We know Nova Scotians share the hope that we have for our beautiful province and its potential.

Nova Scotians are right to expect that we all live up to the highest standard.

We resolve to give everything we have to make life better for you.

But — if we work together — we can get the job done much quicker.

We can put Nova Scotians on the path to financial sustainability AND fix healthcare.

We can support our traditional industries AND build an environment plan that fights climate change.

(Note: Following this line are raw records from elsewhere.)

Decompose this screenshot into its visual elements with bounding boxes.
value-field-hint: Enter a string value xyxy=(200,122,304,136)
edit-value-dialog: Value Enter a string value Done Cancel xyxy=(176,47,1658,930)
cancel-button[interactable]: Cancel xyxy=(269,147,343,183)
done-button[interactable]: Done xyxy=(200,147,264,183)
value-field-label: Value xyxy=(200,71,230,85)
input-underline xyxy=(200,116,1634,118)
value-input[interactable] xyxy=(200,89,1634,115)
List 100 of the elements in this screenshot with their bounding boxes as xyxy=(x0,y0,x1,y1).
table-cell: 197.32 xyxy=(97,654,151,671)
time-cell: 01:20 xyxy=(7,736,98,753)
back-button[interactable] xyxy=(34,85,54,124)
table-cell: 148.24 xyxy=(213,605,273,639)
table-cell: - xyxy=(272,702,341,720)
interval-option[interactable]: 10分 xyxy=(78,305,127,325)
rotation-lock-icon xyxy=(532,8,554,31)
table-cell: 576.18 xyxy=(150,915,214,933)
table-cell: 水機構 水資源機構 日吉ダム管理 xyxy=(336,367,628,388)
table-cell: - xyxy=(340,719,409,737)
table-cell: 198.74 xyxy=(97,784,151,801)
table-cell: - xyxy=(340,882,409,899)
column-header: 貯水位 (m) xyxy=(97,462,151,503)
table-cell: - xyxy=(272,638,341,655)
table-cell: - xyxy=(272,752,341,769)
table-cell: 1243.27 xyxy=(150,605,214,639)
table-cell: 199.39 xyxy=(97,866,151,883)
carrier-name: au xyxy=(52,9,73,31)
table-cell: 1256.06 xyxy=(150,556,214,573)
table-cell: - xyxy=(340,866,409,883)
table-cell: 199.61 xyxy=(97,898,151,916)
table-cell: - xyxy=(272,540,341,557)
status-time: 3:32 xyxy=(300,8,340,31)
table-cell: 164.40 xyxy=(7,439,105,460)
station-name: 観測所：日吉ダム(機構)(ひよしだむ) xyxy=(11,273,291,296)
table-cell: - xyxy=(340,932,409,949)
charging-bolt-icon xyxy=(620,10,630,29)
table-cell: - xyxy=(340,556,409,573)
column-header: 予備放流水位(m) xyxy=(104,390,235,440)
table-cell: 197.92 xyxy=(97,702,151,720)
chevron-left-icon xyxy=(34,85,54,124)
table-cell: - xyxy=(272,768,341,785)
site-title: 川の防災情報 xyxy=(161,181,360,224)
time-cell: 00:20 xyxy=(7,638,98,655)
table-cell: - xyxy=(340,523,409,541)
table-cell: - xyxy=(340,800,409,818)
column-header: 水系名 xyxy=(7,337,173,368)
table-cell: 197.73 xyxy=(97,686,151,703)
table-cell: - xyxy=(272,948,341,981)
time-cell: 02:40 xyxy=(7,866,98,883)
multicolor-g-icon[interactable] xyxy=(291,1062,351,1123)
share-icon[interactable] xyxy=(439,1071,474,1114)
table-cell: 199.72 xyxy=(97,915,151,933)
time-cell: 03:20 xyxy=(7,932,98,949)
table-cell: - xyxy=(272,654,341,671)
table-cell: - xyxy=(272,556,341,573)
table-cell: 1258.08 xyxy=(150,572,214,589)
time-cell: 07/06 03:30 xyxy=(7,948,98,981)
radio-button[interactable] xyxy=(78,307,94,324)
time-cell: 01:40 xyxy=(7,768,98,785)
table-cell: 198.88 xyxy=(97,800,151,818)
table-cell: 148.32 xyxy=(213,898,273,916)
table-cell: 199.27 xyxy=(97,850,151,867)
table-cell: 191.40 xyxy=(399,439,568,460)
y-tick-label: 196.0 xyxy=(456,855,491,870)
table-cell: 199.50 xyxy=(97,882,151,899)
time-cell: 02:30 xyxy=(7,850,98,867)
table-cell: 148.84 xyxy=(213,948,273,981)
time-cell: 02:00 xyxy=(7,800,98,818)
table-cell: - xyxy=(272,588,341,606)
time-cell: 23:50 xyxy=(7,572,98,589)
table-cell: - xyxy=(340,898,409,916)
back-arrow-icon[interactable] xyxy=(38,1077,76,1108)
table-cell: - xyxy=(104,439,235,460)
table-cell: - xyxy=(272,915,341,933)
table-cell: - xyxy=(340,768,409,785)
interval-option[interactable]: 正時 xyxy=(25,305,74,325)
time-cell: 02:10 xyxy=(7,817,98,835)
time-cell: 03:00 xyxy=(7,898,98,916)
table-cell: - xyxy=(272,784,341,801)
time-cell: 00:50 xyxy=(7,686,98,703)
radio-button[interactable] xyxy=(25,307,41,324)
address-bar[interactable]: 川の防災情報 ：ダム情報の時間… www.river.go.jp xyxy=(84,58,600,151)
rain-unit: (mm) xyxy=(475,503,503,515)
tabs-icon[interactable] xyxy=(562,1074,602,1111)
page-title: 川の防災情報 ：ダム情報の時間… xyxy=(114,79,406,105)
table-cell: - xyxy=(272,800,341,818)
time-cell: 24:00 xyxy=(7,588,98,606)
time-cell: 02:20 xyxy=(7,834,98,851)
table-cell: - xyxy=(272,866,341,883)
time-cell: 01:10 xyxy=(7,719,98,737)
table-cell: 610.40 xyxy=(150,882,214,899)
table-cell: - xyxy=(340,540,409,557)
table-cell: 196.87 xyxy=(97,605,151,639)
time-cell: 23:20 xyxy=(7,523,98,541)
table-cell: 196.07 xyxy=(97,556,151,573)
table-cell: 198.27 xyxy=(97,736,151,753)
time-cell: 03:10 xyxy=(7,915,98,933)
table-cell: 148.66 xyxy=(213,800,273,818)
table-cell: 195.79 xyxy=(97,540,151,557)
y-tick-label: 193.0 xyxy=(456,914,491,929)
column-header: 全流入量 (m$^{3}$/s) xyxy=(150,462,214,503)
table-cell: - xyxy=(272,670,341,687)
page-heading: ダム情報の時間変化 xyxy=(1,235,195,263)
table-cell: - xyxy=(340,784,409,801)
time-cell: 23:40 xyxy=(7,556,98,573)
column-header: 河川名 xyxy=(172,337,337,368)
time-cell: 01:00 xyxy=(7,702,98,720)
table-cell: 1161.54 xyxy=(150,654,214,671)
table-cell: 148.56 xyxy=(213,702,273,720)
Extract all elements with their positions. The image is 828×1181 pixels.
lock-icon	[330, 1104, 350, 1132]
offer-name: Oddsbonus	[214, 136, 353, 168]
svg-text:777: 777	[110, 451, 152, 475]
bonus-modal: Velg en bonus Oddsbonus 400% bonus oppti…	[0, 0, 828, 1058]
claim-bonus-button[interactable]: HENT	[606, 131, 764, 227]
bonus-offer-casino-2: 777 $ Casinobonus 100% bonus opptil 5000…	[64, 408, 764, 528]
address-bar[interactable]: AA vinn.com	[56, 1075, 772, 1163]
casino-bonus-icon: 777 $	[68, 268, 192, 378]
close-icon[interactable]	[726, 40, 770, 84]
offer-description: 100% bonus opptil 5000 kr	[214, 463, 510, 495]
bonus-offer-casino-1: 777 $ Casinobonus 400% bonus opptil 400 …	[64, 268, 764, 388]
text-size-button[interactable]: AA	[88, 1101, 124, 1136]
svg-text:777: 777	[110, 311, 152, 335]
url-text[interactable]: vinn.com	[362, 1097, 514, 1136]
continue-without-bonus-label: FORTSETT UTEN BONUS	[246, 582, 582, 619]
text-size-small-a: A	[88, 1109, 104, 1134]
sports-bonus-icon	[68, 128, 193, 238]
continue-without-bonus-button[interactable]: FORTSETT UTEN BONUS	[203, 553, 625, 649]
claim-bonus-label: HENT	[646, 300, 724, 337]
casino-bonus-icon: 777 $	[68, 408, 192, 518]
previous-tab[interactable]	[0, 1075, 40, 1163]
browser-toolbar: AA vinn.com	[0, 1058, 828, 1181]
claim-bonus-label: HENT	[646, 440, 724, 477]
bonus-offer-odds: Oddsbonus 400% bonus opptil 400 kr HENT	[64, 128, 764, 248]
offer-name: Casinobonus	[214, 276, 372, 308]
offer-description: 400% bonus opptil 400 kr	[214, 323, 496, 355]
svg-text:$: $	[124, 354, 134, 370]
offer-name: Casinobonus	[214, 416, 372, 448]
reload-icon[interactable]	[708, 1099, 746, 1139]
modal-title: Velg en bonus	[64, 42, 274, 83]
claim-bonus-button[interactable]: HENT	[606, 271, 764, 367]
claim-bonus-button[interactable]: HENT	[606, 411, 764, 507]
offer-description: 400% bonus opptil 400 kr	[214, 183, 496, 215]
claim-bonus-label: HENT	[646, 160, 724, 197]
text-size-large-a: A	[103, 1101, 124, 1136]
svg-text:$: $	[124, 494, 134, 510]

We can make our province a magnet for doctors, investors, and tourists alike, and remain proud of our traditions and our heritage.

No matter how long you’ve lived here. No matter the colour of your skin, your gender, who you love, the language you speak, or how you pray, our government will listen to you, will respect you, and will do everything in our power to make access to healthcare better and your life more affordable.

We have worked so hard. But the work is just getting started. There will be some tough decisions ahead.

But today, we can have optimism. We can have hope. Hope that healthcare will get better. And hope that tomorrow will be better than today.

God Bless Nova Scotia, God Bless Canada, God Save the Queen.